Сахнин засмеялся и хотел что-то возразить, но Варыгин перебить себя не дал.
— А всего правдоподобней, — жестко сказал он, — что вы, уж извините меня, если угадал, хотели мне сказать, что таков народ сейчас, запуганное и слепое быдло, но вам неудобно, потому что тихо подумаю, что вы еврей, дескать, вот на русский народ и сваливаете. Если вы полагаете, что в этом все дело, то я с вами согласен, Россия действительно свою лучшую породу извела под корень. Тоже моего отца главная мысль. Клячу можно сделать из любой лошади. Значит, так теперь и жить, как животные? А мы же все для Нюрнбергского трибунала годимся.
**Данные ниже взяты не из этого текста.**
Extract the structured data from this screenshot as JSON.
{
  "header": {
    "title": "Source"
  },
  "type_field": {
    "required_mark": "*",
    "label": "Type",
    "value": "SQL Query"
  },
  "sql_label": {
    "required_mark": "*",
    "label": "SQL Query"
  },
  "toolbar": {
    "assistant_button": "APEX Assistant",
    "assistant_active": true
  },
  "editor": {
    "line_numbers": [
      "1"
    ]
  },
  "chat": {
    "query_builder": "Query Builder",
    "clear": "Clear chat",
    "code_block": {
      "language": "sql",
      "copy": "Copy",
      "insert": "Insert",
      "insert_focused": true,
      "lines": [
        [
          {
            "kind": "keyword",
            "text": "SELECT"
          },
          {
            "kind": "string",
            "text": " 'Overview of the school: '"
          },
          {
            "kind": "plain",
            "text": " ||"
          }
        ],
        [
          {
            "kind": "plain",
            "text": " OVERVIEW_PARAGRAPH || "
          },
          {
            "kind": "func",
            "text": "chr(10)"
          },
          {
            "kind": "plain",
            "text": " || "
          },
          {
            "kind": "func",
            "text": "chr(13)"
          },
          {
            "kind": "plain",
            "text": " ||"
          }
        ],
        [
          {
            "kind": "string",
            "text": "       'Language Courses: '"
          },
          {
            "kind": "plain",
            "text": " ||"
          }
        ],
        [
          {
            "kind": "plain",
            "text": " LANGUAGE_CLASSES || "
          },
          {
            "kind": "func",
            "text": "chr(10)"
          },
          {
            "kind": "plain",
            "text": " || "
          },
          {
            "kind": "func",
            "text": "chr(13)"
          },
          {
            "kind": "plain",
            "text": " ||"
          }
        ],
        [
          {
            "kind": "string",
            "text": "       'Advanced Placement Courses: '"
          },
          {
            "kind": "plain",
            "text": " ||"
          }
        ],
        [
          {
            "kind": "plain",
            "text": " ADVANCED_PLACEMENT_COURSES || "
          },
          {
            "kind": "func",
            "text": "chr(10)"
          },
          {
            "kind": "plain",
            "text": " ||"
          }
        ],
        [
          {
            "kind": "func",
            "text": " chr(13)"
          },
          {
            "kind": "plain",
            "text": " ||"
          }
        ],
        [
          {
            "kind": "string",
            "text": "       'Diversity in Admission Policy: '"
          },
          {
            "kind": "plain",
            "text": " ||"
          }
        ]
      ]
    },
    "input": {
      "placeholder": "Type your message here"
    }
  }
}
Ведь фашизм у нас, Борис Матвеевич. Только…
— Только тлеющий, — спокойно подсказал Сахнин. — И всегда готовый вспыхнуть.
— Да, я именно об этом, — согласился Варыгин. Сахнин остановился и резко повернулся к нему.
— Знаешь, Толя, — сказал он холодно и без улыбки, — ты сейчас со мной кривляешься и ханжишь. Если все это тебя действительно волнует, начни с себя. Плюнь на свое жалованье уютное, не пекись о максимальной пенсии, ступай в истопники или лифтеры, как это делают разные кандидаты наук, чтоб очистить свою совесть и быть непричастными. Настоящие интеллигенты, они не других обвиняют, а собственным очищением занимаются. А с жалобами своими ты скоро знаешь, до чего дойдешь? Как это в пятидесятых годах шутили — мы, мол, не те хитрованы-пройдохи, что отсиделись в лагерях, пока остальные мучились под культом личности. Ведь сейчас террора нет, торжествует первый закон биологии, слышал о нем? Очень простой: всякая тварь жить хочет. Вот и живут. И большинство, между прочим, счастливо. Кто по глупости, кто по темноте, кто от иллюзий, а кто благодаря собственной изворотливости. Все крутиться научились, чтобы выжить в лагере нашем. А отдельные, кто ноет, их на зонах раньше знаешь как звали? Жопа. Ждущий освобождения по амнистии. Лагерь есть лагерь, ждать чудес тут нечего. Я про империю не хуже тебя понимаю, но на крест идти не за кого. За что боролись, на то и напоролись. Сверху ты, что ли, реформ хочешь? Чисто рабская мечта. Им ведь только власть нужна, и чтобы все мы вкалывали на полный износ. А весь народ им отвечает молчаливым саботажем: каждый увиливает как может от настоящего труда или туфтит. И замечательное выходит всеобщее равновесие. А когда это всем — всем, Толя! — станет невмоготу, противно и тошно, тогда жизнь начнет меняться потихоньку А пока надо сидеть и посапывать в две дырочки, да из чисто мужской гордости не канючить. Или собственную судьбу решать, а не глобально о стране тревожиться, пустые слова слюнявя. Не обижайся. Я не хуже тебя все вижу. Но на прямую подлость или мерзость не пойду, и работа моя мне не постыдна.
— А заставят если? Времена вдруг станут круче? — спросил Варыгин, хмуро выслушав Сахнина.
— Не заставят, — сказал Сахнин. — Откажусь, уйду в отставку, скажусь больным, вариантов много.
— Не будет вариантов, — уныло протянул Варыгин.
— Тебя что, уже впрягли во что-нибудь? — участливо и быстро спросил Сахнин.